Liberty County School System administrators on Tuesday updated school-board members on virtual learning in the public schools and demonstrated how the new teacher-evaluation system can be monitored.
Dr. Debbie Rodriguez, assistant superintendent for teaching and learning, said during the work session that staff had “tweaked” the procedures students would follow to enroll in Georgia Virtual Schools courses as requested by the board of education last month. Board members had said they want to ensure these procedures are defined clearly and could be understood by students, parents and educators.
Students who wish to enroll in an online course first should read information posted on gavirtualschool.org, Rodriguez said. Next, the student should take the technology-readiness survey and print the results. Then the student should bring these results to a scheduled meeting with their school counselor.
Parents are encouraged to attend this meeting, Rodriguez said. If the student, parent and counselor agree to the online learning, then the student signs an enrollment agreement. The assistant superintendent said counselors would play a significant role assisting those students who choose to take online courses, to ensure their academic success.
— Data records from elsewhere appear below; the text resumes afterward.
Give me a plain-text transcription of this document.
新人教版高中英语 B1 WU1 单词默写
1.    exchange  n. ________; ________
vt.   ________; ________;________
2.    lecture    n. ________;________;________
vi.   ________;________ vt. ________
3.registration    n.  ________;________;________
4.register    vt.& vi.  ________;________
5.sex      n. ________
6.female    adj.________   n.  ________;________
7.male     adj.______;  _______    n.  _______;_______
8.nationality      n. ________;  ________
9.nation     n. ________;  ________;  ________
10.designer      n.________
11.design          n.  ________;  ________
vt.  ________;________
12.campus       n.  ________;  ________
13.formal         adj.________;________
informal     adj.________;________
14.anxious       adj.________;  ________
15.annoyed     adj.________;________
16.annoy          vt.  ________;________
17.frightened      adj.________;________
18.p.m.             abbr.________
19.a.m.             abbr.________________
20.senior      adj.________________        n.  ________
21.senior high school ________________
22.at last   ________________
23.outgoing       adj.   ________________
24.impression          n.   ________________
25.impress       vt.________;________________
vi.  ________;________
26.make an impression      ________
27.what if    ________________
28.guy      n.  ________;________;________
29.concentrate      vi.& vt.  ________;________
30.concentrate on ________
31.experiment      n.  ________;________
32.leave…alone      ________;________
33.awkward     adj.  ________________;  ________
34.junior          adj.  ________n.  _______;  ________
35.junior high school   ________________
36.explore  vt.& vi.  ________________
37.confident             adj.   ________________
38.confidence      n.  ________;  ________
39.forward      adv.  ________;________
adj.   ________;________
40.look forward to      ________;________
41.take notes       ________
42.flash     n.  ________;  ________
Rodriguez said the online courses are “very rigorous” and would best suit highly motivated students. She said students who take virtual classes tend to pass end-of-course testing, according to the latest research.
At present, students may take online courses only at the school sites, Rodriguez said. Staff is looking into allowing students to take online courses at home.
Board member Carol Guyett had concerns that too much might be expected of students who put 5-6 hours of daily work into a nine-week virtual course.
“We’re trying to reach a lot of different students and not just target high achievers,” she said.
School Superintendent Dr. Valya Lee told board members when students enroll in online courses through GVS, the school receives Full-Time Equivalent funding from the state for that student.
“The school system incurs fees for Georgia Virtual classes that are not passed on to the student,” reads the details portion of the system’s proposed guidelines to online learning. “In the event of an extenuating circumstance where a student might be given special permission to drop a Georgia Virtual class, the parent must provide to the district the reimbursement of all costs associated with the course.”
School administrators also stressed that only online courses taken through GVS would be funded by the school system.
Board member Verdell Jones commented these online courses are not designed to take the place of traditional classroom study, but to offer students further options.
GVS targets middle- and high-school students and offers more than 100 courses in core content areas, languages, CTAE (Career, Technical and Agricultural Education), electives and advanced-placement courses, according to gavirtualschool.org.
Jason Rogers, assistant superintendent for administrative services, briefed board members on the new teacher-evaluation system being piloted by Liberty County public schools.
The system is using the Teacher Keys Effectiveness System (TKES) for teachers and has a modified plan to implement the Leader Keys Effectiveness System (LKES) for principals. These systems are part of the Race to the Top Initiative and are designed for building teacher effectiveness throughout Georgia, according to doe.k12.ga.us.
Rogers said per the new evaluation system, teachers are completing self-assessments. Teachers also must undergo four classroom walkthroughs and two formal observations this school year, he said. The first walkthrough deadline is Sept. 30. The second walkthrough must be completed by Oct. 30. Then, principals will meet with teachers for a one-on-one mid-year conference, Rogers said. In the second semester, deadlines will be set for the final two walkthroughs and a final assessment will be scheduled.
As part of TKES, student survey data will be gathered, according to Rogers. Students will survey teachers sometime between October and March, he said.
Rogers said central-officer administrators easily can view and monitor TKES data by navigating the online system, to see where teachers and principals are in the evaluation process.
In other BoE business:
• The school board approved the job description for a behavior-support teacher position to be filled next school year. In July, board members approved a contract for autism consultant Dr. Lorrie Spencer, a board-certified behavior analyst, at a cost of $1,500 a month for the current school year. Lee recommended creating the position, searching among the district’s current qualified employees for a person who already has the skill set needed for the new position and has the selected candidate work toward full certification.
• Board members also discussed district payment for athletic officials and how billing is handled. Rogers told the board each high school keeps the gate receipts (profits) from football, basketball, softball, baseball and soccer games. Lee said she would like to run a detailed report of gate receipts in order to more closely monitor billing and would report back to the board.
• The board approved a $16,151 contract with P.C. Simonton & Associates Inc. for engineering, design and construction services for improvements to Liberty Elementary School’s parking area, driveways and bus drive.
• School board members approved hiring one kindergarten teacher and two Early Intervention Program teachers, three bus drivers, two custodians, three special education paraprofessionals and one paraprofessional. In addition, the board accepted several resignations and approved five transfers for teaching professionals and three transfers for classified employees.